On 1.11.2024 22:41:29, Larry Garfield wrote:
In a similar vein to approving the use of software, Roman Pronskiy asked for my 
help putting together an RFC on collecting analytics for PHP.net.

https://wiki.php.net/rfc/phpnet-analytics

Of particular note:

* This is self-hosted, first-party only.  No third parties get data, so no 
third parties can do evil things with it.
* There is no plan to collect any PII.
* The goal is to figure how how to most efficiently spend Foundation money 
improving php.net, something that is sorely needed.
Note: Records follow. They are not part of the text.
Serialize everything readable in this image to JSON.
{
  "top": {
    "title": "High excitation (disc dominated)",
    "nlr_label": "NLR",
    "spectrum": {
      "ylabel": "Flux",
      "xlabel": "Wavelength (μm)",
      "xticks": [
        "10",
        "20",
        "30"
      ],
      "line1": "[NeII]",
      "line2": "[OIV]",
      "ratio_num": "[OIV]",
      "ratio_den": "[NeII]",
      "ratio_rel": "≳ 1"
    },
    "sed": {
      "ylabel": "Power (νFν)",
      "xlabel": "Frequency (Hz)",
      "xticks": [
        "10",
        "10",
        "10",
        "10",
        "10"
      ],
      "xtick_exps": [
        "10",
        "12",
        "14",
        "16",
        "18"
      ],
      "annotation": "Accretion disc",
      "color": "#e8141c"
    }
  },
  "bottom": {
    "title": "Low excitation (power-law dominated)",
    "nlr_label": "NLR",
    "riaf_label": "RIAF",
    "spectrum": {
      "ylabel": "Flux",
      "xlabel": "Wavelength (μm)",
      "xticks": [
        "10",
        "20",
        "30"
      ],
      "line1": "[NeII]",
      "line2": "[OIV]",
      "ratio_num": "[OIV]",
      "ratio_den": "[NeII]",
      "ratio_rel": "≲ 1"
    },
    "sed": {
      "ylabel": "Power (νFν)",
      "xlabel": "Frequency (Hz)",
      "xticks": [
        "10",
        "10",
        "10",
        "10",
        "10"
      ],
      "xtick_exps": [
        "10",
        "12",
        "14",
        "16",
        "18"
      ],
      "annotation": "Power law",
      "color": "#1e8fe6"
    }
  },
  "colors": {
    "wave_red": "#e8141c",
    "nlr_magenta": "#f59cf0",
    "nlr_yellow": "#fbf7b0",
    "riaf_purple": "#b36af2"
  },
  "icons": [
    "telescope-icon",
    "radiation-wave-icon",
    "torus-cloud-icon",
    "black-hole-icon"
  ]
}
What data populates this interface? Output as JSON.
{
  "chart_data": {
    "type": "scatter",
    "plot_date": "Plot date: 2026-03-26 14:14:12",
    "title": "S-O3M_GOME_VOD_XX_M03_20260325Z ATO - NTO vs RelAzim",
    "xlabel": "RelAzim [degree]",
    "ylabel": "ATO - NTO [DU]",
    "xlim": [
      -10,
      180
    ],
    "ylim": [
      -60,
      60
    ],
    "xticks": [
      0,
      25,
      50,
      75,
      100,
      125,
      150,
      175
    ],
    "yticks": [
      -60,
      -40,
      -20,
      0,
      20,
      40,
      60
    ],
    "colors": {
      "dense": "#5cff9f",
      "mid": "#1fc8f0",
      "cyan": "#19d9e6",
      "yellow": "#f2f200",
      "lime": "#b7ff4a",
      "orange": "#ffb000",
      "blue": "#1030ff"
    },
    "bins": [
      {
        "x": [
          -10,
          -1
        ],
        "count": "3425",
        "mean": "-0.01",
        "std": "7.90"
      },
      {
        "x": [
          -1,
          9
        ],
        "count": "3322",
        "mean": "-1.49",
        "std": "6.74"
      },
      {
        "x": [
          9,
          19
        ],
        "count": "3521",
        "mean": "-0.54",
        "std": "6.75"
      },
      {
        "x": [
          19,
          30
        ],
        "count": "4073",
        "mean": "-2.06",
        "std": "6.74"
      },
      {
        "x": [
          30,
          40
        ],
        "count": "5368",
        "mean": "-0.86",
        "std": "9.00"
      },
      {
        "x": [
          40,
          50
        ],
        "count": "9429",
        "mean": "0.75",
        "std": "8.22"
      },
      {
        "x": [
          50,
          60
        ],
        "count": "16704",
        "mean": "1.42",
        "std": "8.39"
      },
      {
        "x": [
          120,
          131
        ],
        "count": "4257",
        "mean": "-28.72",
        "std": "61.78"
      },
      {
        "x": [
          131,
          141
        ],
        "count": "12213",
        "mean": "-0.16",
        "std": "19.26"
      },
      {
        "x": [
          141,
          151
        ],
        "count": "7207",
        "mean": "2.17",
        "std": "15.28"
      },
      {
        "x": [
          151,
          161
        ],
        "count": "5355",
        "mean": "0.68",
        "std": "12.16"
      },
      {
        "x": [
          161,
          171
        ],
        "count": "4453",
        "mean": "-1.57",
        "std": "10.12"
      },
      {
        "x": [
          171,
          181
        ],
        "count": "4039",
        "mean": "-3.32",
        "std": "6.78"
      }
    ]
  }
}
Ideally we'd have this in place by the 8.4 release or shortly thereafter, 
though I realize that's a little tight on the timeline.

Hey Larry,

I have a couple concerns and questions:

Is there a way to track analytics with only transient data? As in, data actually stored is always already anonymized enough that it would be unproblematic to share it with everyone? Or possibly, is there a retention period for the raw data after which only anonymized data remains?


Do you actually have a plan what to use that data for? The RFC mostly talks about "high traffic". But does that mean anything? I do look at a documentation page, because I need to look something specific up (what was the order of arguments of strpos again?). I may only look shortly at it. Maybe even often. But it has absolutely zero signal on whether the documentation page is good enough. In that case I don't look at the comments either. Comments are something you rarely look at, mostly the first time you want to even use a function.


Also, I don't buy the argument none of that can be derived from server logs. Let's see what the RFC names:

    Time-on-page
    Whether they read the whole page or just a part
    Whether they even saw comments

Yes, these need a client side tracker. But I doubt the usefulness of the signal. You don't know who reads that. Is it someone who is already familiar with PHP and searches a detail? He'll quickly just find one part. Is it someone who is new to PHP and tries to understand PHP. He may well read the whole page. But you don't know that.

Quality of documentation is measured in whether it's possible to grasp the information easily. Not in how long or how completely a page is being read.

    What percentage of users get to the docs through direct links vs the home page

That's something you can generally infer from server logs - was the home page accessed from that IP right before another page was opened? It's not as accurate, but for a general understanding of orders of magnitude it's good enough.

    If users are hitting a single page per browser window or navigating through the site, and if the latter, how?

Number of windows needs a client side tracker too. Knowing whether the cross-referencing links (e.g. "See also") are used is possibly relevant. And also "what functions are looked up after this function".

    How much are users using the search function? Is it finding what they want, or is it just a crutch?

How much is probably greppable from the server logs as well. Whether they find what they want - I'm not sure how you'd determine that. I search something ... and possibly open a page. If that's not what I wanted, I'll leave the site and e.g. use google. If that's what I wanted, I'll also stop looking after that page.

    Do people use the translations alone, or do they use both the English site and other languages in tandem?
    Does anyone use multiple translations?

That's likely also determinable by server logs.


And yeah, server logs are more locked down. But that's something you can fix. I hope that the raw analytics data is just as locked down as the server logs...

I get that "cached by another proxy" is a possible problem, but it's a strawman I think. You don't need to be able to track all users, but just many.


Overall I feel like the signal we can get from using a JS tracker specifically is comparatively low to the point it's not actually worth it.